Many states have streamlined their Medicaid programs in an effort to control costs. Still, officials in more than half of the states said in a recent survey that there is an even chance that their Medicaid programs will face a budget shortfall as enrollment continues to increase.

Officials say the fiscal pressure that Medicaid puts on states is expected to increase when the federal health-care overhaul takes effect in 2014. Although the federal government is required to pick up the costs for people newly eligible for the program, many who are now eligible but not enrolled are expected to be drawn in, and states must shoulder part of those costs.

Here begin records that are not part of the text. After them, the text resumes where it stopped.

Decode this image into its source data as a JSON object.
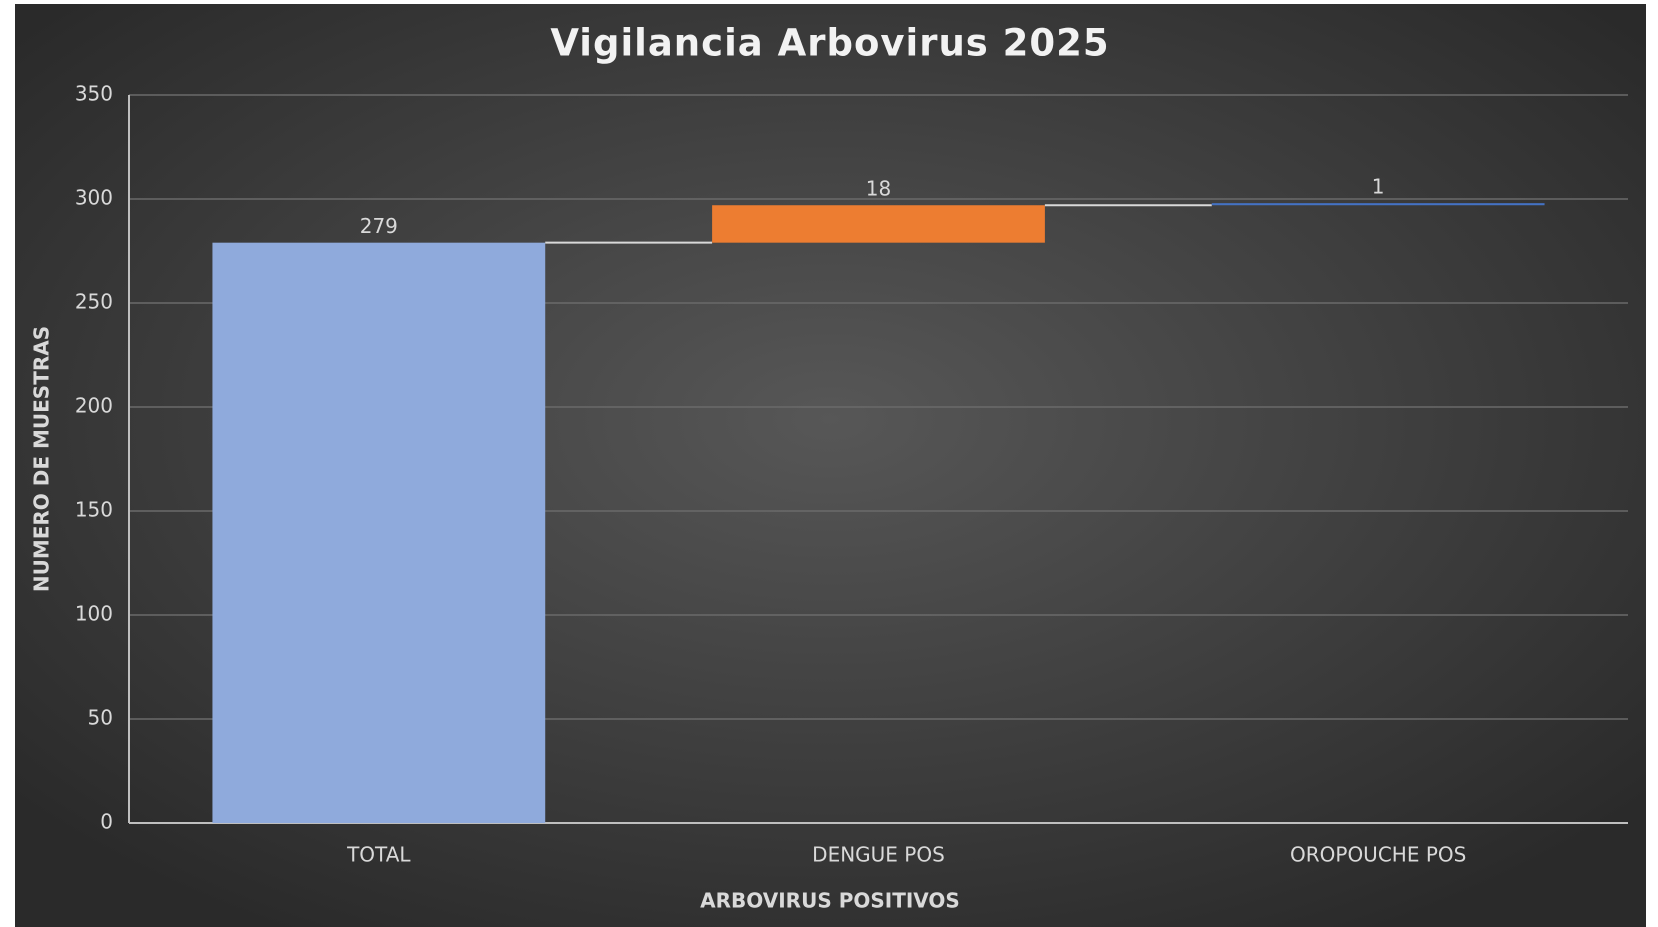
{
  "chart_data": {
    "type": "waterfall",
    "title": "Vigilancia Arbovirus 2025",
    "x_label": "ARBOVIRUS POSITIVOS",
    "y_label": "NUMERO DE MUESTRAS",
    "categories": [
      "TOTAL",
      "DENGUE POS",
      "OROPOUCHE POS"
    ],
    "values": [
      279,
      18,
      1
    ],
    "colors": [
      "#8faadc",
      "#ed7d31",
      "#4472c4"
    ],
    "ylim": [
      0,
      350
    ],
    "yticks": [
      0,
      50,
      100,
      150,
      200,
      250,
      300,
      350
    ],
    "grid": true
  }
}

As I explained in a feature on states and the new health law last summer, under ObamaCare, the federal government covers the full cost of newly eligible enrollees in Medicaid;after a few years, states are eventually required to pick up 10 percent of the cost. But states get no help with new enrollees who were previously eligible for programs like Medicaid and S-CHIP. Estimates indicate that there are 10-12 million individuals who qualify for these programs yet for whatever reason aren't enrolled; given that the law requires everyone to carry health insurance starting in 2014, it's a safe bet that a large number of them will find a way to enroll. 

For the last few years, the federal government's response to the size of state Medicaid bills was to provide substantial additional funding on a temporary basis—a bailout, in a sense, for a program that states can't entirely afford on their own. The problem with these temporary funding measures, which typically appear in economic downturns as more individuals qualify for aid, is that if and when the money goes away, the additional costs frequently don't. The temporary federal funding measure has created even bigger headaches than usual this time around, because historically states could reduce eligibility in a fiscal squeeze. But ObamaCare also penalizes them for doing that.